"The way he fought against those attackers wasn't adaptation or mimicry." He crossed his arms, leaning his back against the weight rack. "He wasn't countering their moves or improvising responses. He was using the same fighting style they were."
"What do you mean?"
"There was a moment when three of them tried to flank him. Rann dropped low, executed this…" He demonstrated the move, a spinning kick followed by an upward strike. His body remembered the sequence with unexpected precision, muscles flowing through the motion with a smoothness that surprised him. "He dropped one of them instantly."
Dropping lightly to his feet back on the mat, he looked at her.
"Then the second attacker came at him with some kind of blade weapon. Rann countered with the same parry and disarm sequence the third attacker used against Covak seconds later. Identical. Down to the finger positioning."
She watched him, her expression neutral. "Many combat styles share similar foundations. Technical convergence is common across species with similar physiological structures."
"This wasn't convergence." He shook his head. "When one of them dropped their rifle, Rann picked it up and handled it like he'd trained with it for years. He knew exactly where the power regulator was, exactly how to adjust the focus aperture. There was no fumbling, no learning curve."
He paced the length of the bench, tension building under his skin. The memory replayed in his mind with crystal clarity. Rann, moving like a mirror image of the attackers, anticipating their movements before they made them.
"And during the debrief, when Anson confirmed the clan identifiers?" He turned back to her. "Rann wouldn't make eye contact. Not with me, not with Ryke. Everyone else bought his explanation about the M'Suun being bounty hunters, but something's off."
She tilted her head. "You suspect Rann's got some kind of connection to these attackers."
"I don't know what I suspect," he admitted, running a hand through his hair. "But he knows something he's not telling us. And given that they've tried to kill us twice now?—"
"We need to know more," she finished for him, then gestured vaguely in his direction. "Are you certain your judgment isn't being affected by... whatever is going on with you?"
He stopped pacing, jaw tightening. The dig hit closer to home than he wanted to admit. He'd been questioning himself since what happened in the medbay, wondering if these new instincts were trustworthy. The memory of his confrontation with Rann in the galley that morning flashed through his mind, as did the rage that had overtaken him when the pilot had winked at Mira.
"This isn't about me." His voice came out rough. He took a breath, forced his tone to level. "Look, I analyzed hundreds of combat patterns during my intelligence work. This isn't instinct. It's observation."
She studied him for a long moment, probably cataloging everything about him from his pulse, his pupil dilation, right through to his micro-expressions. Being analyzed by her was like being scanned by a walking lie detector.
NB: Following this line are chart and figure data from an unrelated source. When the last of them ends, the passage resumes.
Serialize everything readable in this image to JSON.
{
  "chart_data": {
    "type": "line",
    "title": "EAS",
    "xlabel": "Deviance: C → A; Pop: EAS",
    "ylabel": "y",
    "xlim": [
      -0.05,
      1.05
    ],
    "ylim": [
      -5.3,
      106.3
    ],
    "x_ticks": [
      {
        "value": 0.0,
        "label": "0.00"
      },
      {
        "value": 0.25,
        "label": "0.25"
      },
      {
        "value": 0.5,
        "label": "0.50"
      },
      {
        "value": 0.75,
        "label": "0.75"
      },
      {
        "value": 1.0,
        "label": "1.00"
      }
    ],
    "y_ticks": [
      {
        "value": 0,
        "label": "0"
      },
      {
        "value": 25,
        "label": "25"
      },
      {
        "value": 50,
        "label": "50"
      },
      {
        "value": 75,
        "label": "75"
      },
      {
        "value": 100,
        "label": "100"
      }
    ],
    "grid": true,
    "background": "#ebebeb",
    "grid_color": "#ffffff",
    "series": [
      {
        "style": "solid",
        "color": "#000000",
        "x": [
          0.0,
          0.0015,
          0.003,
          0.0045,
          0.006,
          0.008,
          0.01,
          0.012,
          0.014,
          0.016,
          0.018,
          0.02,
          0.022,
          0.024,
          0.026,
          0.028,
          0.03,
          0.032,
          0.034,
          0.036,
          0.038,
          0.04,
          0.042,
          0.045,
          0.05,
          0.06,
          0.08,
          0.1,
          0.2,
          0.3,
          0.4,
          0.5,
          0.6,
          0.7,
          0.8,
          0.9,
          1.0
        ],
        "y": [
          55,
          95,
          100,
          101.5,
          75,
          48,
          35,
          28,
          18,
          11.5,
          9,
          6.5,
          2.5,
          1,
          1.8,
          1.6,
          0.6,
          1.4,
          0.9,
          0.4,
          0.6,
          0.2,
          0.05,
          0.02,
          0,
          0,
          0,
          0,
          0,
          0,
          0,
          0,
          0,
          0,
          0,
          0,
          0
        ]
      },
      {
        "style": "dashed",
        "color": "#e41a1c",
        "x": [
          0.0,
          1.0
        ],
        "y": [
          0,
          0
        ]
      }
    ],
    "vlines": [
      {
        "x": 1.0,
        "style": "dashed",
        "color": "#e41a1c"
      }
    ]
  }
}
"What exactly are you asking me to do?" she asked finally.
"I need someone else to verify what I saw." He met her gaze directly. "You have combat expertise, enhanced perception that can detect patterns human eyes might miss, recording capabilities that captured the whole firefight, and most importantly?—"
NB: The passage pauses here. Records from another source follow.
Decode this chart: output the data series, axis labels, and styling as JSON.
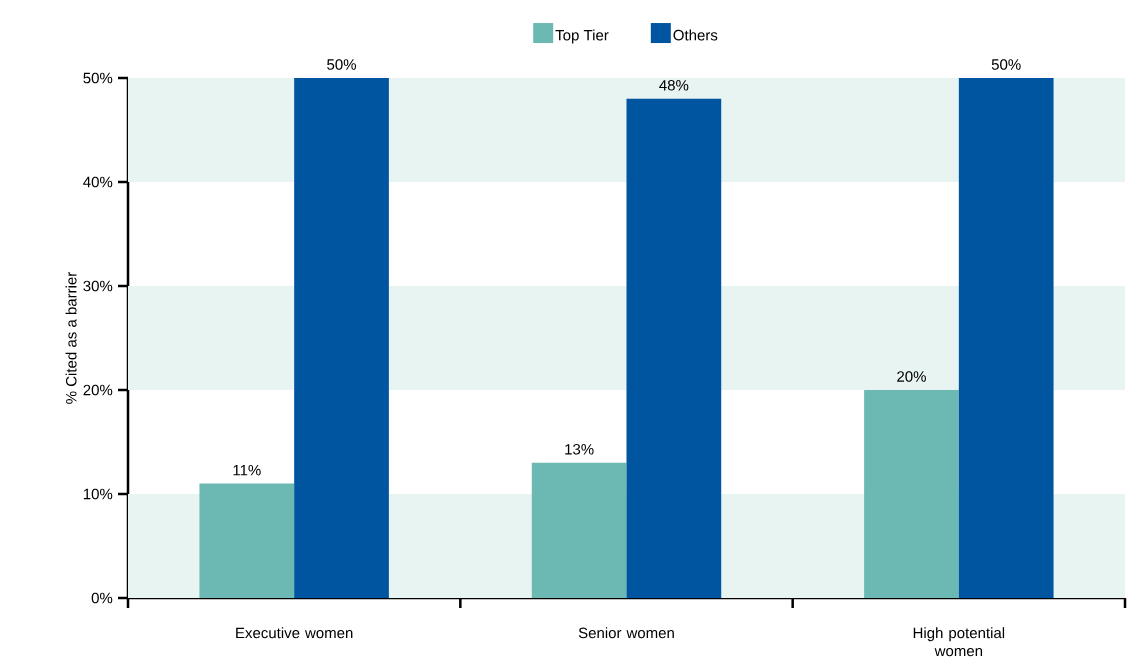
{
  "chart_data": {
    "type": "bar",
    "ylabel": "% Cited as a barrier",
    "categories": [
      "Executive women",
      "Senior women",
      "High potential women"
    ],
    "series": [
      {
        "name": "Top Tier",
        "color": "#6cb9b3",
        "values": [
          11,
          13,
          20
        ],
        "value_labels": [
          "11%",
          "13%",
          "20%"
        ]
      },
      {
        "name": "Others",
        "color": "#0055a0",
        "values": [
          50,
          48,
          50
        ],
        "value_labels": [
          "50%",
          "48%",
          "50%"
        ]
      }
    ],
    "ylim": [
      0,
      50
    ],
    "yticks": [
      {
        "value": 0,
        "label": "0%"
      },
      {
        "value": 10,
        "label": "10%"
      },
      {
        "value": 20,
        "label": "20%"
      },
      {
        "value": 30,
        "label": "30%"
      },
      {
        "value": 40,
        "label": "40%"
      },
      {
        "value": 50,
        "label": "50%"
      }
    ],
    "bands": [
      {
        "axis": "y",
        "from": 0,
        "to": 10,
        "color": "#e8f4f2"
      },
      {
        "axis": "y",
        "from": 20,
        "to": 30,
        "color": "#e8f4f2"
      },
      {
        "axis": "y",
        "from": 40,
        "to": 50,
        "color": "#e8f4f2"
      }
    ],
    "grid": false,
    "legend": "top"
  }
}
"I'm not emotionally compromised."
He didn't flinch. There was no point denying it. Something about Mira had triggered protective instincts so overwhelming they frightened him. But this wasn't about that. At least, not entirely.
"Will you help me?"
Jesh considered him, head tilting slightly as internal calculations ran.
"So you want me to analyze Rann's fighting style against the M'Suun attackers," she said, her tone dry. "I've been in combat literally since I was born, Davis. I know how to run an analysis."
He inclined his head. "Right. Sorry."
"I'll need to access Imperial Latharian databases for a comprehensive comparison," she said, already thinking through the process. "Their military archives will have the data I need."
"Can you get in?"
She gave him a look that questioned his intelligence. "Imperial security is... primitive from my perspective."
"Of course," he nodded.
"I'll also need Jex's observational data," she said, half talking to herself. "He was monitoring the entire engagement from orbit. His Fleet-enabled processing would have caught details neither of us saw."
Davis nodded, relief loosening the knot between his shoulder blades. She was taking his concerns seriously. That was more than he'd expected. "That's exactly what I was thinking. If it's just me seeing this, I can let it go. But if thereisa connection…"
"Then Rann has explaining to do," she finished. "But if your suspicions prove founded, what then?"